If you are interested in using a library for creating the shortcut, then you can also use the InternetShortcut class. The class will enable you to create an internet shortcut URL. We discussed earlier how you can create internet-based shortcuts, however, we didn’t mention the use of InternetShorcut Class.

Application Shortcut

If you are creating an Application shortcut, then you need to use the following code.

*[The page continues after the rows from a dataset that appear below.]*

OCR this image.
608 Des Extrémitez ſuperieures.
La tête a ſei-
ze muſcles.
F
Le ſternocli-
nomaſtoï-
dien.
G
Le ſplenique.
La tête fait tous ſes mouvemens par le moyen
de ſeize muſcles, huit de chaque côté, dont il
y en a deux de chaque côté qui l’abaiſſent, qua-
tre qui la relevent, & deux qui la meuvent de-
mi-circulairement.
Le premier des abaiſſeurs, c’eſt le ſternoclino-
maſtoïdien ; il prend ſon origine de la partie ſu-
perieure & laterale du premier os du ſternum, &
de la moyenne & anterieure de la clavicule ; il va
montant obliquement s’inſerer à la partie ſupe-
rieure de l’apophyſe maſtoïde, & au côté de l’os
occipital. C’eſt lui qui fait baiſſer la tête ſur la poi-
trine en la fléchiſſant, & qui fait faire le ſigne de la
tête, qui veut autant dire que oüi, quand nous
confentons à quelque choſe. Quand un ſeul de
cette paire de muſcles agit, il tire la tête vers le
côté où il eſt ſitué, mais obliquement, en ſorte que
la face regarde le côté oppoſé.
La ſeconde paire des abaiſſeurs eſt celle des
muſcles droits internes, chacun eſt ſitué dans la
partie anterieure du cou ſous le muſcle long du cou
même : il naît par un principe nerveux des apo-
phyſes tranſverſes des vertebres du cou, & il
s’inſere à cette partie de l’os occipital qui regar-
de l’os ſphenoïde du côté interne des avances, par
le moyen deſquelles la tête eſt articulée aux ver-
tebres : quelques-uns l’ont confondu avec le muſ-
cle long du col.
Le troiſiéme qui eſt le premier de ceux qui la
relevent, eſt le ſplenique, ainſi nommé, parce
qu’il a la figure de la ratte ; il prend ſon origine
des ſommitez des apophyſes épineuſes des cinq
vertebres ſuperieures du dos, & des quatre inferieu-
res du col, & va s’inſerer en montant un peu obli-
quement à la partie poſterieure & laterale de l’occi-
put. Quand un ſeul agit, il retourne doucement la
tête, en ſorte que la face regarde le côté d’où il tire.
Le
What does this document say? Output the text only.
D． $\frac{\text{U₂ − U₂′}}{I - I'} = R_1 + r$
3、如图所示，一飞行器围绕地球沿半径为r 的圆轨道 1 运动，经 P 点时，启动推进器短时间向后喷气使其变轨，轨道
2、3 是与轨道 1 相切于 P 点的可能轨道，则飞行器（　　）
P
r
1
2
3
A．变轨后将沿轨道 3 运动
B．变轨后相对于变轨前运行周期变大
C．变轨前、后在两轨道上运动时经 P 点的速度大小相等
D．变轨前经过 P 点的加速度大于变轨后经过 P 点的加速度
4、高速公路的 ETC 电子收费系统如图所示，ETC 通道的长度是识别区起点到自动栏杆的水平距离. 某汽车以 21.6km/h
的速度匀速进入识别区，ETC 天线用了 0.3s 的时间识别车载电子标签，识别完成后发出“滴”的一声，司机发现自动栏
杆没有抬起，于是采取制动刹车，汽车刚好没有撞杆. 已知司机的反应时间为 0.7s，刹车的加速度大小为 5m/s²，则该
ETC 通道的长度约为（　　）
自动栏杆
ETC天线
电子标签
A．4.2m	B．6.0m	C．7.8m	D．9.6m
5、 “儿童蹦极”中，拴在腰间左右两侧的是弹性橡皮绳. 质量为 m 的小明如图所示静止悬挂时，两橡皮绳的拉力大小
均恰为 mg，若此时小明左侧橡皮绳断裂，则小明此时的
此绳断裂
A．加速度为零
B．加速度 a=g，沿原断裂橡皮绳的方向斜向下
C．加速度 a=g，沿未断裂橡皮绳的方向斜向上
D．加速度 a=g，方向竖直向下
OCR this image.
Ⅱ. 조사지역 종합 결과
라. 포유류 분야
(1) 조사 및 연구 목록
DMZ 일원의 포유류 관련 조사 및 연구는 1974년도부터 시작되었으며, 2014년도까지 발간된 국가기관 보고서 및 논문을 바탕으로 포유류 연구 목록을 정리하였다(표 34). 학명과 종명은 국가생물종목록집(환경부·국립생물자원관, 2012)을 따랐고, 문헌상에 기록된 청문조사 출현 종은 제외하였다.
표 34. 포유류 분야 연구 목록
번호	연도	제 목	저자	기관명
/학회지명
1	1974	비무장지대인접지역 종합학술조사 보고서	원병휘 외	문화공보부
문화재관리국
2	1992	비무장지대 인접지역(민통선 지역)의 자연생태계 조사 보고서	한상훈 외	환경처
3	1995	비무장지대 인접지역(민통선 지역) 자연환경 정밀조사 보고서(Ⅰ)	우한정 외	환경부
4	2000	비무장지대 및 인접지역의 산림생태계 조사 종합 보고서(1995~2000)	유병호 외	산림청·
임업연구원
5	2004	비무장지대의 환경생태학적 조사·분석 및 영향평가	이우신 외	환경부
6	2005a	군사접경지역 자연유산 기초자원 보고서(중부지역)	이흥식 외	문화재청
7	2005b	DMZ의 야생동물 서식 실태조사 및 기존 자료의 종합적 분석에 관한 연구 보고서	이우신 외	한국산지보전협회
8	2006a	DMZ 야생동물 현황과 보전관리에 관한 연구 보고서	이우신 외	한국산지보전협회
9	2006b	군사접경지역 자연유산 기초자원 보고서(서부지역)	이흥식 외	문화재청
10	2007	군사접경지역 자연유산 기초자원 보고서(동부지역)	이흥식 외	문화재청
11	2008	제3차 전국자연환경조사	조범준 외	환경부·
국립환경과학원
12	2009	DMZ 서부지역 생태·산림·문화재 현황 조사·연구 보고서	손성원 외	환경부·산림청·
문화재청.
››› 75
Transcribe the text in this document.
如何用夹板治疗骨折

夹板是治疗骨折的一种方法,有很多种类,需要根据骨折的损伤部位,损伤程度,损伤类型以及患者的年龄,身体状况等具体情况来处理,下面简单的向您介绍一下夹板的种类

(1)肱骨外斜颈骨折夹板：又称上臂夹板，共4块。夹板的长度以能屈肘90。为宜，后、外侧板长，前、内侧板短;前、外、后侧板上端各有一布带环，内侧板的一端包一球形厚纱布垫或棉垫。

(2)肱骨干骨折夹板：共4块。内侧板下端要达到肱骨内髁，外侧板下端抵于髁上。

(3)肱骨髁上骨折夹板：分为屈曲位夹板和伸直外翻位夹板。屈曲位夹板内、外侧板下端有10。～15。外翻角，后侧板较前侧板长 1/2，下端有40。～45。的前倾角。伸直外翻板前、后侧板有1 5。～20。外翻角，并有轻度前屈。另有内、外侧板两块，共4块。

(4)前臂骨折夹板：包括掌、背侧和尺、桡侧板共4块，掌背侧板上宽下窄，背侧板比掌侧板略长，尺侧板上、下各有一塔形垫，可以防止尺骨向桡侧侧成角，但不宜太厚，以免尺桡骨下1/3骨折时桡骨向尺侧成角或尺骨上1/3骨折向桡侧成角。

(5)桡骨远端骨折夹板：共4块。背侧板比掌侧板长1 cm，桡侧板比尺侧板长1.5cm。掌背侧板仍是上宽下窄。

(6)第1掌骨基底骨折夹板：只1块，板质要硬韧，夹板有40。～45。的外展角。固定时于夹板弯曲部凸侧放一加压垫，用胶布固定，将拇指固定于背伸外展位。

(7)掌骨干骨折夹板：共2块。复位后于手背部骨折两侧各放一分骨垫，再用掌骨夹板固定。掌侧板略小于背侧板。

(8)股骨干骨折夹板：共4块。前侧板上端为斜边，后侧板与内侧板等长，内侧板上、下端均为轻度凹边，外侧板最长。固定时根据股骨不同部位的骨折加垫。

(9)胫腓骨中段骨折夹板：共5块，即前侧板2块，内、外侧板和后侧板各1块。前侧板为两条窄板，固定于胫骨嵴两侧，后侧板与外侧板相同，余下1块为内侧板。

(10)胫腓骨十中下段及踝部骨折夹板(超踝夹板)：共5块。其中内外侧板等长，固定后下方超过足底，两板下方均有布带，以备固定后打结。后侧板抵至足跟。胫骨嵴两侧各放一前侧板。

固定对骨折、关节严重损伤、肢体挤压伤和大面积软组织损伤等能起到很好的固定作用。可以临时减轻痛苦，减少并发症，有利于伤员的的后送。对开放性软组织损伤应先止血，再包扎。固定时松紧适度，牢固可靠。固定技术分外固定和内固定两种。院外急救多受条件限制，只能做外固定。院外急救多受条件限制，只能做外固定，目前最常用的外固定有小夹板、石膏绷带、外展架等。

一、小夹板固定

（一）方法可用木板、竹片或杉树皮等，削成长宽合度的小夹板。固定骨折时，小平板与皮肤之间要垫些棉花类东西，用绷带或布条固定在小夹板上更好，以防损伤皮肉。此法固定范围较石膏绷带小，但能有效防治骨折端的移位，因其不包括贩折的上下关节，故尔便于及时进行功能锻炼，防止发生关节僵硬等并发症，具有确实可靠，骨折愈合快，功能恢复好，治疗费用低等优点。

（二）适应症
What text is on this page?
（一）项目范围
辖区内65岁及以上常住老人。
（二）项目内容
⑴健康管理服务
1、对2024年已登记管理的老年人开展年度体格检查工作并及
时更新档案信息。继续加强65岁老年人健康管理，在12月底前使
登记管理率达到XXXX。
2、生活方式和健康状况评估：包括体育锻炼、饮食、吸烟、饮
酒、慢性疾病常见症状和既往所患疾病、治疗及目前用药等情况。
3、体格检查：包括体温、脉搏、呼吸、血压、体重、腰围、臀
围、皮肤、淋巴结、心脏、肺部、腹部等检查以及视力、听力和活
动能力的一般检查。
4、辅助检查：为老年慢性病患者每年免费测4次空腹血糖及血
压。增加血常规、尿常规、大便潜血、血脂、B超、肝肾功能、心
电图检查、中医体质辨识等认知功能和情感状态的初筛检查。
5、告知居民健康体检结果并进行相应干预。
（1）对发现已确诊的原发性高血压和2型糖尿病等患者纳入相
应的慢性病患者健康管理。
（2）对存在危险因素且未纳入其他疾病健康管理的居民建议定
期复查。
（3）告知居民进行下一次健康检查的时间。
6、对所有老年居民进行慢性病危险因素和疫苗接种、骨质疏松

private void appShortcutToDesktop(string linkName)
{
    string deskDir = Environment.GetFolderPath(Environment.SpecialFolder.DesktopDirectory);
    using (StreamWriter writer = new StreamWriter(deskDir + "\\" + linkName + ".url"))
    {
        string app = System.Reflection.Assembly.GetExecutingAssembly().Location;
        writer.WriteLine("[InternetShortcut]");
        writer.WriteLine("URL=file:///" + app);
        writer.WriteLine("IconIndex=0");
        string icon = app.Replace('\\', '/');
        writer.WriteLine("IconFile=" + icon);
    }
}

Challenges For 64-Bit Platforms

The code snippets and methods that we have listed here are crafted for the 32-bit systems. However, if you are looking to create shortcuts for a 64-bit system, then you find it challenging. You need to take advantage of the Shell and Shlwapi DLL versions and also ensure that you change your target platform and platform target variables to x64.

Conclusion

Nowadays, many blogs and websites are creating these files dynamically on their servers and allowing their users to download these internet shortcuts to their websites, because:

      1. They make the website extremely accessible; only one click away.
      2. Users don’t have to bother with remembering the name of the site.
      3. It saves time for the user.

Shortcuts can either be file-based or URL-based, and both Visual Basic and C# offer a wide variety of techniques for shortcut creation. Thus, programmatic shortcut creation should be incorporated as a permanent programming habit, as they allow the user to save time and effort.